A recent advertising agency study reveals that Social Media is doing more than helping people connect, it’s also heightening the feeling of being left out. Advertising agencies and marketers have long been aware of the keeping up with the Joneses phenomenon that emerged after WWII when shiny new cars and TVs were the technological status symbols. Now, keeping up with the Joneses means doing what your friends are doing. This is a trend that some industry analysts are calling the Fear of Missing Out or FOMO.

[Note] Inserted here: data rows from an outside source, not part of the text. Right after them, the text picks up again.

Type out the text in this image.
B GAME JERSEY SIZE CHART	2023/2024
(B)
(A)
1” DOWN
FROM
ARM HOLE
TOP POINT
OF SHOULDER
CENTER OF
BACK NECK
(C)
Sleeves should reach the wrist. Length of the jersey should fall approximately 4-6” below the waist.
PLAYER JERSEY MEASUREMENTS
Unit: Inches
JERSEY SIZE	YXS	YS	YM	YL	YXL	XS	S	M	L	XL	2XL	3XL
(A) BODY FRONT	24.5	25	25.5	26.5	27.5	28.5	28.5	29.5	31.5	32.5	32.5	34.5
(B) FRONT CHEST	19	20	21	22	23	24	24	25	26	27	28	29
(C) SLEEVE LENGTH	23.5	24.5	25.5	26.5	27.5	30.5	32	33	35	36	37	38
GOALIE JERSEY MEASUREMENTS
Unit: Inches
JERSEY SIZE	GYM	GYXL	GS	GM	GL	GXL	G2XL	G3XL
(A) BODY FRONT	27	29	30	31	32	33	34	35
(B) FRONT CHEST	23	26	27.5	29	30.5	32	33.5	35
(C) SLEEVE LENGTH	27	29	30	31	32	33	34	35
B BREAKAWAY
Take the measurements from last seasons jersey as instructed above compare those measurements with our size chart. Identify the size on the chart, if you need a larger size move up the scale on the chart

For instance, 60% of teens 13-17 say that when they feel bad whenever they discover via Twitter or Facebook that a friend is doing something they are not. The number is even higher for Millennials 18-33. The boomers are feeling left out as well, at about 18% reporting this lonesome sensation. It’s a perfect storm of low self-esteem, consumerism, cliquishness and the Internet. Mix in the pubescent angst of breaking away and trying to become your own individual. Then compound that with the American competitive spirit. After all, we love to win and we hate to lose. And we really hate it when the winner rubs our nose in our defeat. Like when your friend tweets you that he’s now the reigning Mayor of some trendy Dallas bar all on account of this thing called Foursquare.
Social Media does create these social anxieties, it just makes them more pronounced. And it appears they are more pronounced in men than in women. A possible explanation for this is the fact that women and men view social interaction differently. Women use it to move closer to friends: share baby photos, recipes, book reviews, etc. Men use it to one-up their buddies: trash talking, my team won, your candidate is a pervert, I’m Mayor of Friday’s and you’re not.
The study is fascinating but one thing is for sure. Social Media is not the root of this fear of missing out. To get to the bottom of that, years of therapy may be in order.